Однажды ночью летели на маленьком самолете, он странно затарахтел, и один летчик у другого спрашивает: «У тебя нет булавки?» У того не оказалось, я протянула свою, он засунул ее куда-то в механизм — так на моей булавке и долетели. Еще случай. Сумерки, густой туман, ничего не видно, а мы едем на машине, спешим. И вдруг резко останавливаемся в нескольких сантиметрах перед стоящим с выключенными фарами трактором. Шофер вышел, курит, руки дрожат, говорит, что не может сесть за руль. Вот я и подумала: «Да зачем мне все это надо?» Кино выматывало, и я не чувствовала себя там хозяйкой.
культура: А в театре — чувствуете?
Гуляева: Да, получаю мощную прану, такая энергия идет из зрительного зала, что потом прихожу домой здоровой, молодой, полной сил. Общение с публикой — огромное удовольствие, я отдаю ей свои силы и эмоции, а она заряжает меня. Прихожу в театр заблаговременно, со всеми здороваюсь, поднимаюсь в свою гримерку с портретами: приветствую Станиславского, Славу, друзей, улыбаюсь сыну, на фото он — в жизни и ролях. Смотрюсь в старинное зеркало — его принесла в театр Мария Лилина, жена Станиславского. Основоположники обустраивали наш театр сами — притаскивали из своих квартир всякие тумбочки, полочки, кресла, диванчики, стулья. Приходит замечательная гримерша и начинает делать мне не грим, как в кино, а образ. Я перевоплощаюсь, погружаюсь в характер персонажа. И так хорошо, что сегодня ты — распутинская старуха Анна, а завтра — Марфа Тимофеевна из «Дворянского гнезда» Тургенева.

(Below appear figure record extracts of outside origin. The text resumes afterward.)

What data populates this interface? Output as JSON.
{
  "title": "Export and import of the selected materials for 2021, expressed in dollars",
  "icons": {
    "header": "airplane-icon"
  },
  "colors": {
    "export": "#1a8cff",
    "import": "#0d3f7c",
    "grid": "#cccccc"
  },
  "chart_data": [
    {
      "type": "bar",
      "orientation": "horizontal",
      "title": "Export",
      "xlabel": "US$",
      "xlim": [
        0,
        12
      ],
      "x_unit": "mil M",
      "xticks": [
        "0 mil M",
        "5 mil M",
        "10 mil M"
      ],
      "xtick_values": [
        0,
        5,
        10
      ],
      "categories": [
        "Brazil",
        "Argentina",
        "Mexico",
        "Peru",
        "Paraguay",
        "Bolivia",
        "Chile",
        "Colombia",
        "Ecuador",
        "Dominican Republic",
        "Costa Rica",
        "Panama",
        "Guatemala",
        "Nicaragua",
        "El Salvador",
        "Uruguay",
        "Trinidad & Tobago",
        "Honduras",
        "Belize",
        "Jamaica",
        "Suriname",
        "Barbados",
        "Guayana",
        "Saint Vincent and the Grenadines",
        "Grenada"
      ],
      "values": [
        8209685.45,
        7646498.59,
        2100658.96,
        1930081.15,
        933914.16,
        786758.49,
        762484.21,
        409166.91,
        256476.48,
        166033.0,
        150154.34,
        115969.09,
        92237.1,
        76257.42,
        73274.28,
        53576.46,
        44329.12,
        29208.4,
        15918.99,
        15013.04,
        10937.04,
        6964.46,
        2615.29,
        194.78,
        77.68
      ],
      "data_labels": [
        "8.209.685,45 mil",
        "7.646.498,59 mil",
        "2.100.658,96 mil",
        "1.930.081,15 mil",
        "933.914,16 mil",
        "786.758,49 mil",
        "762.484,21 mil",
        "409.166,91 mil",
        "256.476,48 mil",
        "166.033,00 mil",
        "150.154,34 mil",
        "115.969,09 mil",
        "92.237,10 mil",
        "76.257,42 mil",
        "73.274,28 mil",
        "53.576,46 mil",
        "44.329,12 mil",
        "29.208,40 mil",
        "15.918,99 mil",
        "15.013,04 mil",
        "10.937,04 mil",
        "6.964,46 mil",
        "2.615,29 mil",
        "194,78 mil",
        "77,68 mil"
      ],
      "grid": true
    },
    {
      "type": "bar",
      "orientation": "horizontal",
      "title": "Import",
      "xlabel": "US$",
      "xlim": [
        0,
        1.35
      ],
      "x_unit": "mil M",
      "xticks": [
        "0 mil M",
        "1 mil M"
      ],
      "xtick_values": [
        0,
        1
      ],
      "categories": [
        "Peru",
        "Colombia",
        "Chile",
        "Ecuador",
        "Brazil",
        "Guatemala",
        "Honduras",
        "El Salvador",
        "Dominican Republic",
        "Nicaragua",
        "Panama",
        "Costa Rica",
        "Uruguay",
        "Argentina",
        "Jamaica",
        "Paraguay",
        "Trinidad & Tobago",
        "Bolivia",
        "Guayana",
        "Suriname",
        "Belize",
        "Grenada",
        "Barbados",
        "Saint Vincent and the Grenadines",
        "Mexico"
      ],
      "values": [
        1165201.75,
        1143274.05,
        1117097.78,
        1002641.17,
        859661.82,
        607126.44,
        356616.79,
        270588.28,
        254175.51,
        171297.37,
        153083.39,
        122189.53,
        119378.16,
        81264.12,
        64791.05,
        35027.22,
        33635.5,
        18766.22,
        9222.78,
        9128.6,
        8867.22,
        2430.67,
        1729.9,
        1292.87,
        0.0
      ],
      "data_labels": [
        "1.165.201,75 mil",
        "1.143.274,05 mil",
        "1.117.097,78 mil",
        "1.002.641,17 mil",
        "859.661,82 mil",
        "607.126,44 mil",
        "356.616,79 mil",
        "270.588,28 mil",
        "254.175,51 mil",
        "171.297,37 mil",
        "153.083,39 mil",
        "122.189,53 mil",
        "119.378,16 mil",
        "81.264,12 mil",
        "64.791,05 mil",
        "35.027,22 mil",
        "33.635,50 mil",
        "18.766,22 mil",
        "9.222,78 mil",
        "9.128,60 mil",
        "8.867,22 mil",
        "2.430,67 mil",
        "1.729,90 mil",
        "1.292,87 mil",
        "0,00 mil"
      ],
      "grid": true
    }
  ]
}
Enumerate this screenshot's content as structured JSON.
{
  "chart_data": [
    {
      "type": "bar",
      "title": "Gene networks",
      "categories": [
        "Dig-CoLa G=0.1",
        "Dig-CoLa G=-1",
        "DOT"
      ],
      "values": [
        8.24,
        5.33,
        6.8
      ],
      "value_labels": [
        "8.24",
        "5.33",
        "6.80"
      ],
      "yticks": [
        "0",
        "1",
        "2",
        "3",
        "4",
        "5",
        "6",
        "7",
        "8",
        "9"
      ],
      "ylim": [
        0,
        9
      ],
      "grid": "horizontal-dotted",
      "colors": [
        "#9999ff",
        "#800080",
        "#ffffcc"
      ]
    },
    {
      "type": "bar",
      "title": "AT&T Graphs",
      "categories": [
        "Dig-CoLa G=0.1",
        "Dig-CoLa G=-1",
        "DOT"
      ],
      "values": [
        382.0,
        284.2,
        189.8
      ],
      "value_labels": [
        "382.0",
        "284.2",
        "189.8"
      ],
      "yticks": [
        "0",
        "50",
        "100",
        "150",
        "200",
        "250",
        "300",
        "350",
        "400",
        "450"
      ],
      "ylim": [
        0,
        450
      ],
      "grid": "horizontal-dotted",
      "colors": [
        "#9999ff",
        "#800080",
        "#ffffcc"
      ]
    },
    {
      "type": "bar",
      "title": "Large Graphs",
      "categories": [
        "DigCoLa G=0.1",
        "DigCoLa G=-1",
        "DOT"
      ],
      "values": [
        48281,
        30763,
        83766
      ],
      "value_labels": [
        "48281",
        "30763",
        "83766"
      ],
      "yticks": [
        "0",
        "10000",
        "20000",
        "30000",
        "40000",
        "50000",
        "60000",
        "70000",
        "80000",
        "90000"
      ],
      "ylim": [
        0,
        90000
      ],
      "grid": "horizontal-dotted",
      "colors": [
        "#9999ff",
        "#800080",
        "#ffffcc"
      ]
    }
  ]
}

культура: А разве в кино нет перевоплощения, погружения, жизни в образе?
Гуляева: Вы-то современные фильмы смотрите? Киношные артисты не перевоплощаются, никуда не погружаются и не дают возможности удивиться: «Надо же какой необычный образ создан!» Они бродят из картины в картину, только меняются обстоятельства и костюмы, но это не их заслуга. Рекомендуют иногда посмотреть такую-то ленту с таким-то актером, а я уже слышу, как он будет разговаривать и «играть своим привычным «тончиком» и… мне неинтересно. Удивительно, что при этом все считают себя звездами.
культура: Вы до сих пор в центре мужского внимания. Секретом не поделитесь?
Гуляева: Да, я многим нравилась. Мужикам знаете, что важно? Чтобы с женщиной было интересно, чтобы она не давала заскучать. Дом радио на улице Качалова. Утро. Ждем записи спектакля. Сижу, подкрашиваю глаза, закалываю волосы и рассказываю забавные истории, которые произошли со мной, детьми, друзьями. Вокруг образуется кружок невыспавшихся мужчин, они начинают тоже вспоминать, смеяться, мы радуемся друг другу. А в сторонке шипит актриса — яркая, в макияже, ухоженная: «Что они нашли в этой Гуляевой? Почему все мужики — ее?»
культура: Вячеславу Невинному тоже не давали скучать? Каким был всенародный любимец в жизни?
Гуляева: Когда меня спрашивают о Славе, я всегда говорю: «Идите к сыну, он все расскажет». Вы-то воспринимаете его как актера, а для меня он — муж, свой, родной человек. Мы даже никогда надолго не расставались. Мудрый, интеллигентный, очень талантливый, и потому в жизни никогда не выдрючивался. Рядом — двое мужчин, муж и сын, я у них была генералом. Бывало, Слава-старший спросит: «Куда мы едем отдыхать?» Отвечаю: «В Мисхор». «У нас будет номер люкс?» — «Будет». — «Значит, Славочка с нами поедет?» — «Конечно». Люкс — это две комнаты. «Билеты уже заказала?» — «Заказала». — «Машина нас встретит?» — «Встретит, я позвонила директору Дома творчества». — «Ну, тогда все, поехали».
культура: Какой же Вы генерал? Генерал руководит, отдает распоряжения.
Гуляева: Они так относились ко мне, а делала-то я все сама. Очень быстро сели мне на шею. Им было хорошо, и мне так славно рядом с ними.